前穂高岳/北壁/Aフェース

JECC/廣川、風来坊/森、龍鳳/石田


<山行日> 1999年7月31日(土)〜8月1日(日)<記録> 廣川健太郎



7月31日(土)

 上高地から奥又経由V・Wコルまで上がって翌日登攀の 予定であったが、廣川が前夜の飲み会のダメージが大きく 徳沢からパノラマコース沿いの林道を上がる辺り、夏の日 差しは二日酔いには余りにきつく、バテ気味。

 ちょうど分岐で知合いの宮川さん他の京都山岳会パーティ に行き会ったが、奥又の池泊とのこと。

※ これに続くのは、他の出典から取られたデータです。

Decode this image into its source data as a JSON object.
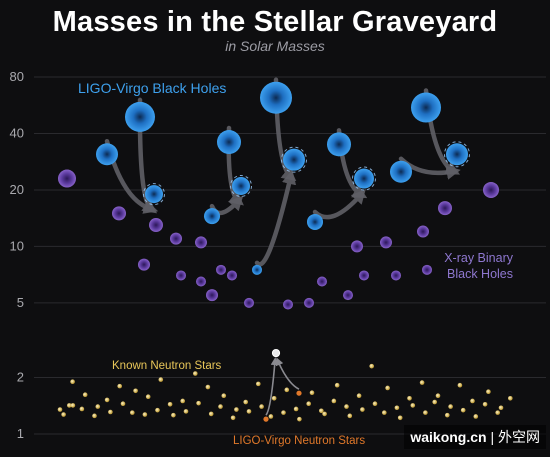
{
  "chart_data": {
    "type": "scatter",
    "title": "Masses in the Stellar Graveyard",
    "subtitle": "in Solar Masses",
    "yscale": "log",
    "ylim": [
      0.8,
      105
    ],
    "yticks": [
      1,
      2,
      5,
      10,
      20,
      40,
      80
    ],
    "grid": true,
    "series": [
      {
        "name": "LIGO-Virgo Black Holes",
        "color": "#1e88e5",
        "label_color": "#3ea1ee",
        "points": [
          {
            "x": 1,
            "y": 31
          },
          {
            "x": 2,
            "y": 49
          },
          {
            "x": 3,
            "y": 19
          },
          {
            "x": 4,
            "y": 14.5
          },
          {
            "x": 5,
            "y": 36
          },
          {
            "x": 6,
            "y": 21
          },
          {
            "x": 7,
            "y": 7.5
          },
          {
            "x": 8,
            "y": 62
          },
          {
            "x": 9,
            "y": 29
          },
          {
            "x": 10,
            "y": 13.5
          },
          {
            "x": 11,
            "y": 35
          },
          {
            "x": 12,
            "y": 23
          },
          {
            "x": 13,
            "y": 25
          },
          {
            "x": 14,
            "y": 55
          },
          {
            "x": 15,
            "y": 31
          }
        ]
      },
      {
        "name": "X-ray Binary Black Holes",
        "color": "#6a3fae",
        "label_color": "#8e77cf",
        "points": [
          {
            "x": 0,
            "y": 23
          },
          {
            "x": 1,
            "y": 15
          },
          {
            "x": 2,
            "y": 8
          },
          {
            "x": 3,
            "y": 13
          },
          {
            "x": 4,
            "y": 11
          },
          {
            "x": 5,
            "y": 7
          },
          {
            "x": 6,
            "y": 10.5
          },
          {
            "x": 7,
            "y": 6.5
          },
          {
            "x": 8,
            "y": 5.5
          },
          {
            "x": 9,
            "y": 7.5
          },
          {
            "x": 10,
            "y": 7
          },
          {
            "x": 11,
            "y": 5
          },
          {
            "x": 12,
            "y": 4.9
          },
          {
            "x": 13,
            "y": 5
          },
          {
            "x": 14,
            "y": 6.5
          },
          {
            "x": 15,
            "y": 5.5
          },
          {
            "x": 16,
            "y": 7
          },
          {
            "x": 17,
            "y": 10
          },
          {
            "x": 18,
            "y": 10.5
          },
          {
            "x": 19,
            "y": 7
          },
          {
            "x": 20,
            "y": 12
          },
          {
            "x": 21,
            "y": 7.5
          },
          {
            "x": 22,
            "y": 16
          },
          {
            "x": 23,
            "y": 20
          }
        ]
      },
      {
        "name": "Known Neutron Stars",
        "color": "#e6c65a",
        "label_color": "#e8c659",
        "points": [
          {
            "x": 0,
            "y": 1.35
          },
          {
            "x": 1,
            "y": 1.42
          },
          {
            "x": 2,
            "y": 1.9
          },
          {
            "x": 3,
            "y": 1.36
          },
          {
            "x": 4,
            "y": 1.62
          },
          {
            "x": 5,
            "y": 1.25
          },
          {
            "x": 6,
            "y": 1.4
          },
          {
            "x": 7,
            "y": 1.52
          },
          {
            "x": 8,
            "y": 1.31
          },
          {
            "x": 9,
            "y": 1.8
          },
          {
            "x": 10,
            "y": 1.45
          },
          {
            "x": 11,
            "y": 1.3
          },
          {
            "x": 12,
            "y": 1.7
          },
          {
            "x": 13,
            "y": 1.27
          },
          {
            "x": 14,
            "y": 1.58
          },
          {
            "x": 15,
            "y": 1.34
          },
          {
            "x": 16,
            "y": 1.95
          },
          {
            "x": 17,
            "y": 1.44
          },
          {
            "x": 18,
            "y": 1.26
          },
          {
            "x": 19,
            "y": 1.5
          },
          {
            "x": 20,
            "y": 1.32
          },
          {
            "x": 21,
            "y": 2.1
          },
          {
            "x": 22,
            "y": 1.46
          },
          {
            "x": 23,
            "y": 1.78
          },
          {
            "x": 24,
            "y": 1.28
          },
          {
            "x": 25,
            "y": 1.4
          },
          {
            "x": 26,
            "y": 1.6
          },
          {
            "x": 27,
            "y": 1.22
          },
          {
            "x": 28,
            "y": 1.35
          },
          {
            "x": 29,
            "y": 1.48
          },
          {
            "x": 30,
            "y": 1.32
          },
          {
            "x": 31,
            "y": 1.85
          },
          {
            "x": 32,
            "y": 1.4
          },
          {
            "x": 33,
            "y": 1.24
          },
          {
            "x": 34,
            "y": 1.55
          },
          {
            "x": 35,
            "y": 1.3
          },
          {
            "x": 36,
            "y": 1.72
          },
          {
            "x": 37,
            "y": 1.36
          },
          {
            "x": 38,
            "y": 1.2
          },
          {
            "x": 39,
            "y": 1.45
          },
          {
            "x": 40,
            "y": 1.66
          },
          {
            "x": 41,
            "y": 1.33
          },
          {
            "x": 42,
            "y": 1.28
          },
          {
            "x": 43,
            "y": 1.5
          },
          {
            "x": 44,
            "y": 1.82
          },
          {
            "x": 45,
            "y": 1.4
          },
          {
            "x": 46,
            "y": 1.25
          },
          {
            "x": 47,
            "y": 1.6
          },
          {
            "x": 48,
            "y": 1.35
          },
          {
            "x": 49,
            "y": 2.3
          },
          {
            "x": 50,
            "y": 1.45
          },
          {
            "x": 51,
            "y": 1.3
          },
          {
            "x": 52,
            "y": 1.76
          },
          {
            "x": 53,
            "y": 1.38
          },
          {
            "x": 54,
            "y": 1.22
          },
          {
            "x": 55,
            "y": 1.55
          },
          {
            "x": 56,
            "y": 1.42
          },
          {
            "x": 57,
            "y": 1.88
          },
          {
            "x": 58,
            "y": 1.3
          },
          {
            "x": 59,
            "y": 1.48
          },
          {
            "x": 60,
            "y": 1.6
          },
          {
            "x": 61,
            "y": 1.26
          },
          {
            "x": 62,
            "y": 1.4
          },
          {
            "x": 63,
            "y": 1.82
          },
          {
            "x": 64,
            "y": 1.34
          },
          {
            "x": 65,
            "y": 1.5
          },
          {
            "x": 66,
            "y": 1.24
          },
          {
            "x": 67,
            "y": 1.44
          },
          {
            "x": 68,
            "y": 1.68
          },
          {
            "x": 69,
            "y": 1.3
          },
          {
            "x": 70,
            "y": 1.38
          },
          {
            "x": 71,
            "y": 1.55
          },
          {
            "x": 72,
            "y": 1.27
          },
          {
            "x": 73,
            "y": 1.42
          }
        ]
      },
      {
        "name": "LIGO-Virgo Neutron Stars",
        "color": "#e0782a",
        "label_color": "#e0782a",
        "points": [
          {
            "x": 1,
            "y": 1.2
          },
          {
            "x": 2,
            "y": 1.65
          },
          {
            "x": 3,
            "y": 2.7
          }
        ]
      }
    ],
    "mergers": [
      {
        "from": [
          0,
          1
        ],
        "to": 2
      },
      {
        "from": [
          3,
          4
        ],
        "to": 5
      },
      {
        "from": [
          6,
          7
        ],
        "to": 8
      },
      {
        "from": [
          9,
          10
        ],
        "to": 11
      },
      {
        "from": [
          12,
          13
        ],
        "to": 14
      }
    ]
  },
  "watermark": {
    "site": "waikong.cn",
    "separator": "|",
    "name": "外空网"
  }
}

知合いも泊まるこ とだし、無理は禁物と池からのアタックに計画を変更。 先が短くなったら、段々銚子が出てきた。

 2週間前の飛び石連休は悪天続きで、4日涸沢に居て滝谷 ドーム中央稜1本で終わったが、今回は天候に恵まれ、二 日酔いには厳しいが最高の夏山。

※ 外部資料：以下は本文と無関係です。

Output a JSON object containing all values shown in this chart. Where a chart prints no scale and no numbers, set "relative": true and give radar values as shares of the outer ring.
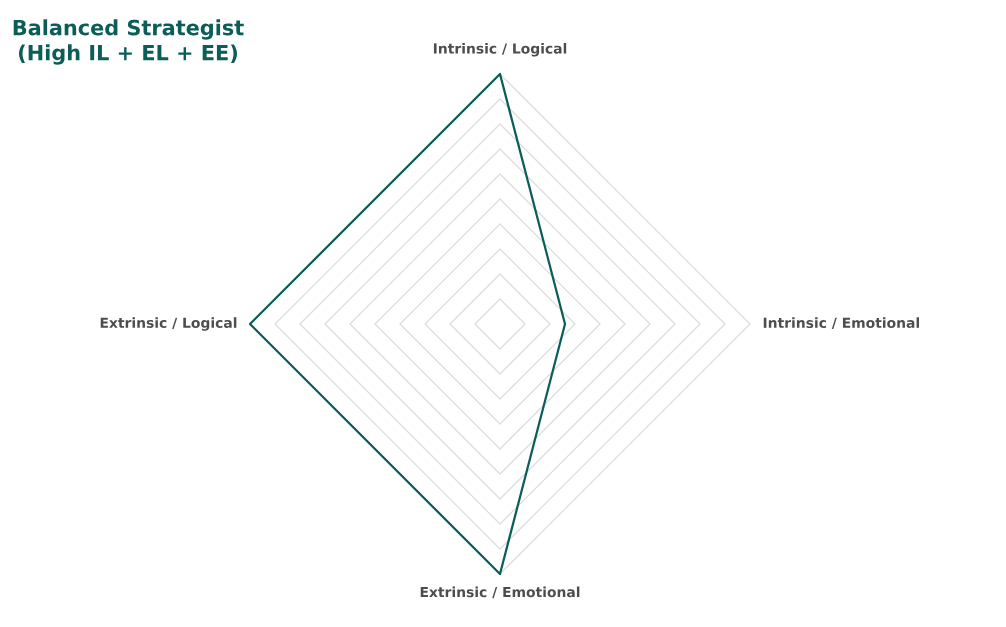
{
  "chart_data": {
    "type": "radar",
    "title": "Balanced Strategist\n(High IL + EL + EE)",
    "relative": true,
    "grid": true,
    "categories": [
      "Intrinsic / Logical",
      "Intrinsic / Emotional",
      "Extrinsic / Emotional",
      "Extrinsic / Logical"
    ],
    "series": [
      {
        "color": "#0b5e57",
        "values": [
          1.0,
          0.26,
          1.0,
          1.0
        ]
      }
    ]
  }
}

 のんびりと寛いでいると、入山で前後したSUZUKi山 岳部の方が、古川ルートが崩壊、数日前に登攀した2組が 途中敗退しているとの情報を教えてくれる。 確かに、200mm望遠で除くと、上部で岩がはげている。 古川ならフリーで行けるだろうとアブミを持ってきていなか ったので、Dフェース都立大への転進を考え、デイジーチェ ーンに足掛けのワッカをつけた即席アブミなど作って翌日に 備えることになった。

8月1日(日)

 3時起床、5時前、薄明るくなってから出発。奥又白にト ラバースする踏み跡を四峰の脇に食い込むCルンゼ前後の高 さを目安に辿る。

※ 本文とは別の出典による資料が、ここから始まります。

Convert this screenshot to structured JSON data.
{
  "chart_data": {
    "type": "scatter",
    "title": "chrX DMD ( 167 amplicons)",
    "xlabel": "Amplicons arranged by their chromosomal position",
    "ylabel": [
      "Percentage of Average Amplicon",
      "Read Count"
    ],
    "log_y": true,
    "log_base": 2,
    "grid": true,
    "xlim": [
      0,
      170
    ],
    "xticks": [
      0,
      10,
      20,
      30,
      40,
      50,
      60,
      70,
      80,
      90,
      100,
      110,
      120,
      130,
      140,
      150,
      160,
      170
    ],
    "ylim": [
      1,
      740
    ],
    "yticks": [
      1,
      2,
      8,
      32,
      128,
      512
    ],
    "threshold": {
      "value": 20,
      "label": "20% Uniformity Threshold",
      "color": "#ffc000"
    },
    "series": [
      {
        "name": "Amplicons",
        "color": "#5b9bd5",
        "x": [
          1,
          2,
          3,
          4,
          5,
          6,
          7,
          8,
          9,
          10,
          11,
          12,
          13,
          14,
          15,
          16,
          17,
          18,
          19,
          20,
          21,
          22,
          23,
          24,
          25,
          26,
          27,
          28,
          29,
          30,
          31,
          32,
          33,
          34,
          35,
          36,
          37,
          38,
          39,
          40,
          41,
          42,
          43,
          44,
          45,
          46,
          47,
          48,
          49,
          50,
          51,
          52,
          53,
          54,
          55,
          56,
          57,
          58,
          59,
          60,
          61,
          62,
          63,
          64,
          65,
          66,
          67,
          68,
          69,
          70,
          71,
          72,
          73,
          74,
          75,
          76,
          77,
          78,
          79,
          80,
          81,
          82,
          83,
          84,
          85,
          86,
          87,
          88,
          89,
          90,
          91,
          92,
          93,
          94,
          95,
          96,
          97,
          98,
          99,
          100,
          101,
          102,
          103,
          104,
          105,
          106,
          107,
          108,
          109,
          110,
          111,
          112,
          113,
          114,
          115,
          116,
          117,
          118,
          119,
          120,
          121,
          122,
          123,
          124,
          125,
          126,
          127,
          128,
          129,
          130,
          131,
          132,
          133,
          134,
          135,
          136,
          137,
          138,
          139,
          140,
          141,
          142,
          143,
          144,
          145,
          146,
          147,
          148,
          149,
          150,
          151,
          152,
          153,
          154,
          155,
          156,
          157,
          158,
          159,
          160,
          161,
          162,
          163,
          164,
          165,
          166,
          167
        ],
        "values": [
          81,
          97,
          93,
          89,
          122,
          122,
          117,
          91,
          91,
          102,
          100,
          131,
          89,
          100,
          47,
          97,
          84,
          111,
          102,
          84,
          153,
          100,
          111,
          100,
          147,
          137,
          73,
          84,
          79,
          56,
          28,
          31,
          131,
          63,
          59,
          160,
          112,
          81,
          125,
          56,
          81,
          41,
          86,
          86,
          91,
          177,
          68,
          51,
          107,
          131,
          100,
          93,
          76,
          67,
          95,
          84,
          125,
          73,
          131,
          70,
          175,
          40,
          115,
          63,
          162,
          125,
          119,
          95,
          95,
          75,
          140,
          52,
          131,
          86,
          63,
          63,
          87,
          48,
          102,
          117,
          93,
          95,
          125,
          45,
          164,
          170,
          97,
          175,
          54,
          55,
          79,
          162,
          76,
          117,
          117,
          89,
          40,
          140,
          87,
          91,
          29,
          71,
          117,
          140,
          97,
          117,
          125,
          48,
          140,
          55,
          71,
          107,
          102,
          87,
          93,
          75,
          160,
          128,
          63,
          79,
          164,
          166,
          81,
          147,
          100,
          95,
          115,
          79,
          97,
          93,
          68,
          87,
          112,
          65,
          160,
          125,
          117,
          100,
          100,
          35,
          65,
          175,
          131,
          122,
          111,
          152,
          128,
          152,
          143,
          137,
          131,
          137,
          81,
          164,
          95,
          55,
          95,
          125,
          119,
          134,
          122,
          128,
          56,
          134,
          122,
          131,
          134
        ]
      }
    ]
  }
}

 廣川はAKUの軽登山靴にカジタ12本爪の完全武装。森は 秀山荘6本爪。石田がモチヅキ4本爪ですぐに1回転び笑わせ てくれる。

 Cルンゼの雪渓は中途半端な状態。入ってすぐ、四峰正面へ ザレから上がる下の3段10m余りの雪渓で最上段を越えると ころで石田がガンガンステップを切っていたところ、雪渓が崩 壊。ラストで中段にいた廣川が両手の人差し指+αを負傷。左 は切り傷と打撲でかなり痛い。バンドエイド+テーピングで応 急処置。

 どうにか登れる程度だが、人差し指の第一第二関節というか節 を怪我してしまい、人工はきついので、北壁〜Aフェース行き とする。

 SUZUKI山岳部の二人と前後しつつ、C沢を詰め、途中で B沢との中間稜に上がり、反対側に懸垂、更に雪渓を登り、右岩 稜取付きと同程度の高さからB沢へ易しいバンドと岩場を左上ト ラバースで入る。

 Dフェース下、B沢のどんづまりにはやじろべえのような雪渓片 が残っており、あまり良い感じではない。 右岩稜はたしかに上部が崩壊していて、随所に乗っている石や泥 がバラバラと落ちていて、良い状態ではない。

 北壁へはDフェースとの境、バンド状を左に上がり、トラバース していく。ノーザイルで大分登ってそのままコーナーを20mほど 登ってコンタクトラインに入ってしまい、途中から左に悪いトラバ ースをしていわゆる北壁(松高カミン)に戻るが、浮き石だらけで 非常に危ない。

 我々、SUZUKI山岳部に、更に茅ヶ崎山岳会が後続。落石を気 遣いながらの登攀になるが、正規ルートに戻ってからは残置支点も 多く、岩もそこそこすっきりしており、快適に登れる。 特に上部Aフェースは明るく、岩もしっかりしており、ぐいぐいと 登れるが、私は指がいたくて今一つ快適ではない。

 前穂頂上からは三本槍のコル経由で奥又白池に戻るが、ここでも雪 渓が残っている。12本爪の威力は絶大で私は問題はないのだが、 森君がびびってしまい、途中からSUZUKIの方の懸垂に混ぜても らったりで、時間がかかってしまう。

 懸垂の場合は、45m以上のロープのダブルで、A沢は3回、踏替点 からは1回。後はガレから池上の尾根に踏跡の回りのお花畑を堪能して 下る。

 なんやかんやで時間がかかり、上高地は7時25分着。タクシーに間 に合い、8時の釜トンゲート閉鎖前に間に合った。